Thanks, all, I'm learning quite a bit here.

So if I want to mask to 3 digits of binary precision, would I do this:

put (bitNot 1) bitAnd 4 into myVar

Thanks for your continued assistance.

Joel

[dunbarx]

All this is good stuff. Now I get the early "32 bit" comment by joel.epsteinBUS31vi.

My question is: why does the ostensible final step in the normal process convert to decimal? Forget for a moment that it does not.

Shouldn't bitNot 5 (or bitnot 101) yield "010" and be done? Or, if you prefer, "0000 0000 0000 0000 0000 0000 0000 0010"?

Anyway, the dictionary is very misleading, even if the bitnot operator does have that method to its madness.

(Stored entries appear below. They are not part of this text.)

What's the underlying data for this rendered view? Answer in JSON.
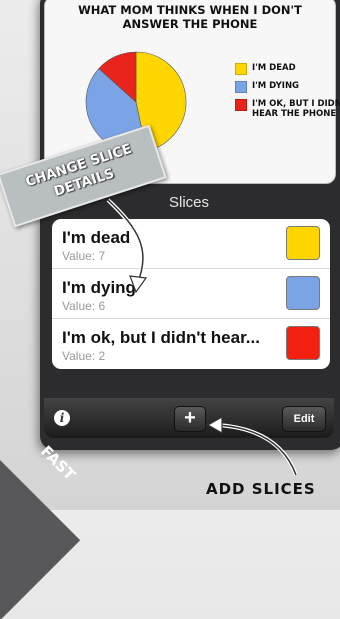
{
  "chart_card": {
    "title": "WHAT MOM THINKS WHEN I DON'T\nANSWER THE PHONE"
  },
  "chart_data": {
    "type": "pie",
    "slices": [
      {
        "label": "I'M DEAD",
        "value": 7,
        "color": "#ffd600"
      },
      {
        "label": "I'M DYING",
        "value": 6,
        "color": "#7aa4e6"
      },
      {
        "label": "I'M OK, BUT I DIDN'T HEAR THE PHONE",
        "value": 2,
        "color": "#e8241c"
      }
    ]
  },
  "slices_header": "Slices",
  "slices": [
    {
      "name": "I'm dead",
      "value": "Value: 7",
      "color": "#ffd600"
    },
    {
      "name": "I'm dying",
      "value": "Value: 6",
      "color": "#7aa4e6"
    },
    {
      "name": "I'm ok, but I didn't hear...",
      "value": "Value: 2",
      "color": "#f22010"
    }
  ],
  "toolbar": {
    "info_label": "i",
    "add_label": "+",
    "edit_label": "Edit"
  },
  "callout_text": "CHANGE SLICE\nDETAILS",
  "add_slices_label": "ADD SLICES",
  "fast_label": "FAST",
  "icons": [
    "info-icon",
    "plus-icon"
  ]
}
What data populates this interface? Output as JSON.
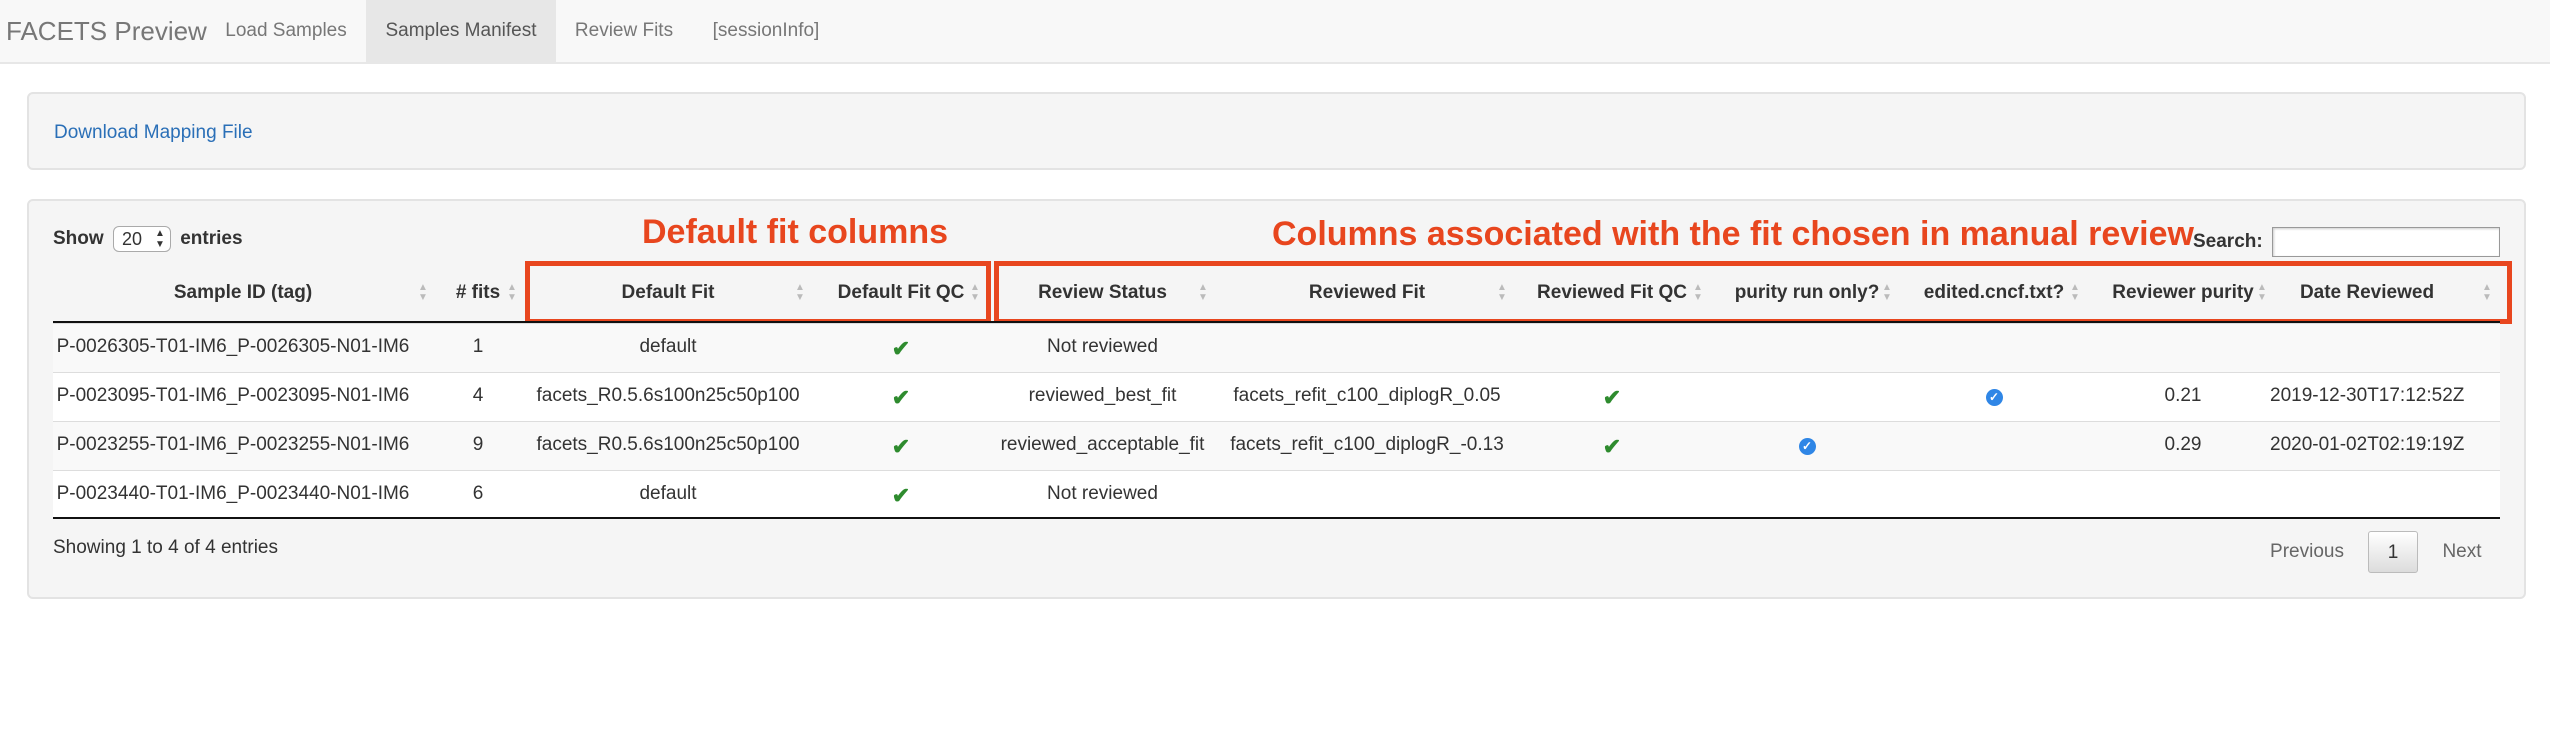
{
  "navbar": {
    "brand": "FACETS Preview",
    "tabs": [
      {
        "label": "Load Samples"
      },
      {
        "label": "Samples Manifest"
      },
      {
        "label": "Review Fits"
      },
      {
        "label": "[sessionInfo]"
      }
    ]
  },
  "download": {
    "label": "Download Mapping File"
  },
  "table_controls": {
    "show_label": "Show",
    "entries_value": "20",
    "entries_label": "entries",
    "search_label": "Search:"
  },
  "annotations": {
    "default_fit": "Default fit columns",
    "manual_review": "Columns associated with the fit chosen in manual review",
    "color": "#e8461e"
  },
  "table": {
    "columns": [
      "Sample ID (tag)",
      "# fits",
      "Default Fit",
      "Default Fit QC",
      "Review Status",
      "Reviewed Fit",
      "Reviewed Fit QC",
      "purity run only?",
      "edited.cncf.txt?",
      "Reviewer purity",
      "Date Reviewed"
    ],
    "rows": [
      {
        "sample_id": "P-0026305-T01-IM6_P-0026305-N01-IM6",
        "fits": "1",
        "default_fit": "default",
        "default_fit_qc": "check",
        "review_status": "Not reviewed",
        "reviewed_fit": "",
        "reviewed_fit_qc": "",
        "purity_run_only": "",
        "edited_cncf": "",
        "reviewer_purity": "",
        "date_reviewed": ""
      },
      {
        "sample_id": "P-0023095-T01-IM6_P-0023095-N01-IM6",
        "fits": "4",
        "default_fit": "facets_R0.5.6s100n25c50p100",
        "default_fit_qc": "check",
        "review_status": "reviewed_best_fit",
        "reviewed_fit": "facets_refit_c100_diplogR_0.05",
        "reviewed_fit_qc": "check",
        "purity_run_only": "",
        "edited_cncf": "badge",
        "reviewer_purity": "0.21",
        "date_reviewed": "2019-12-30T17:12:52Z"
      },
      {
        "sample_id": "P-0023255-T01-IM6_P-0023255-N01-IM6",
        "fits": "9",
        "default_fit": "facets_R0.5.6s100n25c50p100",
        "default_fit_qc": "check",
        "review_status": "reviewed_acceptable_fit",
        "reviewed_fit": "facets_refit_c100_diplogR_-0.13",
        "reviewed_fit_qc": "check",
        "purity_run_only": "badge",
        "edited_cncf": "",
        "reviewer_purity": "0.29",
        "date_reviewed": "2020-01-02T02:19:19Z"
      },
      {
        "sample_id": "P-0023440-T01-IM6_P-0023440-N01-IM6",
        "fits": "6",
        "default_fit": "default",
        "default_fit_qc": "check",
        "review_status": "Not reviewed",
        "reviewed_fit": "",
        "reviewed_fit_qc": "",
        "purity_run_only": "",
        "edited_cncf": "",
        "reviewer_purity": "",
        "date_reviewed": ""
      }
    ]
  },
  "footer": {
    "info": "Showing 1 to 4 of 4 entries",
    "previous": "Previous",
    "page": "1",
    "next": "Next"
  }
}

Bitand works as advertised, yielding a decimal with leading zeros masked, though I do not see the point of knowing that 6 bitand 5 = 6 bitand 4.

Craig Newman

[gpb01]

Thanks, all, I'm learning quite a bit here.
So if I want to mask to 3 digits of binary precision, would I do this:

Code: Select all

put (bitNot 1) bitAnd 4 into myVar

Thanks for your continued assistance.
Joel

Hi Joel,
what you means for 3 digits ? 3 bits ? If you need 3 bits you must bitAnd with 0000 0000 0000 0000 0000 0000 0000 0111 which is decimal 7 and not 4 so your code will be :

Code: Select all

put (bitNot 1) bitAnd 7 into myVar

Guglielmo

[joel.epsteinBUS31vi]

Yep. That's what I meant. Thanks for interpreting my intentions and pointing me in the right direction. I think I've got it now.

I appreciate your help.

Joel

[gpb01]

...
Anyway, the dictionary is very misleading, even if the bitnot operator does have that method to its madness.
...
Craig Newman

Hi Craig,
I agree that the behavior of bitNot is not normal and the dictionary give incorrect info and ... also on my opinion the operaror should take charge only of used bits and not of all 32 !

But because at moment he take in charge ALL the 32 bits ... is necessary to use the bitAnd to obtain the correct result ...

Guglielmo